The effect of N377I change on the proton dissociation constants of the PCP is not well determined. Nevertheless, since pK₁ is largely shifted toward acidic pH (pK₁ < 3), it seems that this mutation also modifies the environment of the ionizable group. However, in this case, it is not possible to know if this replacement affects only the carboxylic group environment in the free permease and/or also in the liganded permease, since pK₂ could not be estimated.

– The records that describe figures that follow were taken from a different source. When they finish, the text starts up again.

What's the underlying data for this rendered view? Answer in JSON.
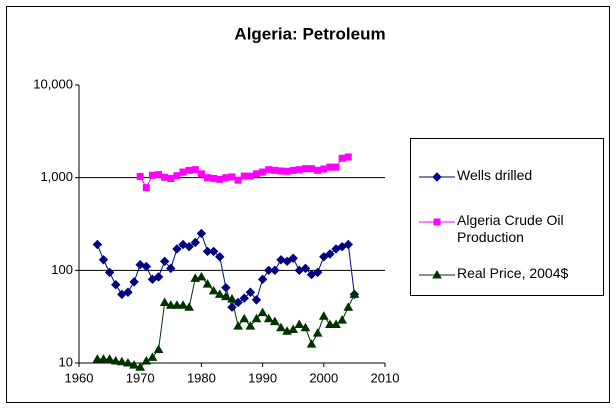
{
  "chart_data": {
    "type": "line",
    "title": "Algeria: Petroleum",
    "xlim": [
      1960,
      2010
    ],
    "xticks": [
      1960,
      1970,
      1980,
      1990,
      2000,
      2010
    ],
    "ylim": [
      10,
      10000
    ],
    "log_scale": true,
    "yticks": [
      10,
      100,
      {
        "value": 1000,
        "label": "1,000"
      },
      {
        "value": 10000,
        "label": "10,000"
      }
    ],
    "grid": true,
    "legend": "right",
    "series": [
      {
        "name": "Wells drilled",
        "color": "#000080",
        "marker": "diamond",
        "x": [
          1963,
          1964,
          1965,
          1966,
          1967,
          1968,
          1969,
          1970,
          1971,
          1972,
          1973,
          1974,
          1975,
          1976,
          1977,
          1978,
          1979,
          1980,
          1981,
          1982,
          1983,
          1984,
          1985,
          1986,
          1987,
          1988,
          1989,
          1990,
          1991,
          1992,
          1993,
          1994,
          1995,
          1996,
          1997,
          1998,
          1999,
          2000,
          2001,
          2002,
          2003,
          2004,
          2005
        ],
        "values": [
          190,
          130,
          95,
          70,
          55,
          58,
          75,
          115,
          110,
          80,
          85,
          125,
          105,
          170,
          190,
          180,
          200,
          250,
          160,
          160,
          140,
          65,
          40,
          45,
          50,
          58,
          48,
          80,
          100,
          100,
          130,
          125,
          135,
          100,
          105,
          90,
          95,
          140,
          150,
          170,
          180,
          190,
          55
        ]
      },
      {
        "name": "Algeria Crude Oil Production",
        "color": "#ff00ff",
        "marker": "square",
        "x": [
          1970,
          1971,
          1972,
          1973,
          1974,
          1975,
          1976,
          1977,
          1978,
          1979,
          1980,
          1981,
          1982,
          1983,
          1984,
          1985,
          1986,
          1987,
          1988,
          1989,
          1990,
          1991,
          1992,
          1993,
          1994,
          1995,
          1996,
          1997,
          1998,
          1999,
          2000,
          2001,
          2002,
          2003,
          2004
        ],
        "values": [
          1030,
          780,
          1060,
          1080,
          1010,
          980,
          1050,
          1150,
          1200,
          1220,
          1100,
          1000,
          980,
          960,
          1000,
          1020,
          940,
          1040,
          1040,
          1100,
          1150,
          1220,
          1200,
          1180,
          1170,
          1200,
          1220,
          1250,
          1250,
          1200,
          1240,
          1300,
          1300,
          1620,
          1670
        ]
      },
      {
        "name": "Real Price, 2004$",
        "color": "#003300",
        "marker": "triangle",
        "x": [
          1963,
          1964,
          1965,
          1966,
          1967,
          1968,
          1969,
          1970,
          1971,
          1972,
          1973,
          1974,
          1975,
          1976,
          1977,
          1978,
          1979,
          1980,
          1981,
          1982,
          1983,
          1984,
          1985,
          1986,
          1987,
          1988,
          1989,
          1990,
          1991,
          1992,
          1993,
          1994,
          1995,
          1996,
          1997,
          1998,
          1999,
          2000,
          2001,
          2002,
          2003,
          2004,
          2005
        ],
        "values": [
          11,
          11,
          11,
          10.5,
          10.3,
          10,
          9.5,
          9,
          10.5,
          11.5,
          14,
          45,
          42,
          42,
          42,
          40,
          82,
          85,
          71,
          60,
          55,
          52,
          49,
          25,
          30,
          25,
          30,
          35,
          30,
          28,
          24,
          22,
          23,
          26,
          24,
          16,
          21,
          32,
          26,
          26,
          29,
          40,
          55
        ]
      }
    ]
  }
}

Taken altogether, these results argue for the role of the 371-377 segment in the maintenance of a functional conformation of the PCP. This is strengthened by the presence of a Pro residue at position 376. Site-directed mutagenesis constructs in this region are under study and should allow a more accurate investigation of the role of this segment in the tertiary structure of the active PCP.

Our present aim is to determine whether or not this segment is part of the base binding site of PCP. Specific covalent labeling of PCP by 8-azido-[2-³H]adenine (7, 21) and subsequent isolation of radiolabeled peptides of the permease together with mutant strain analyses would allow better characterization of some of the constitutive elements of the binding site.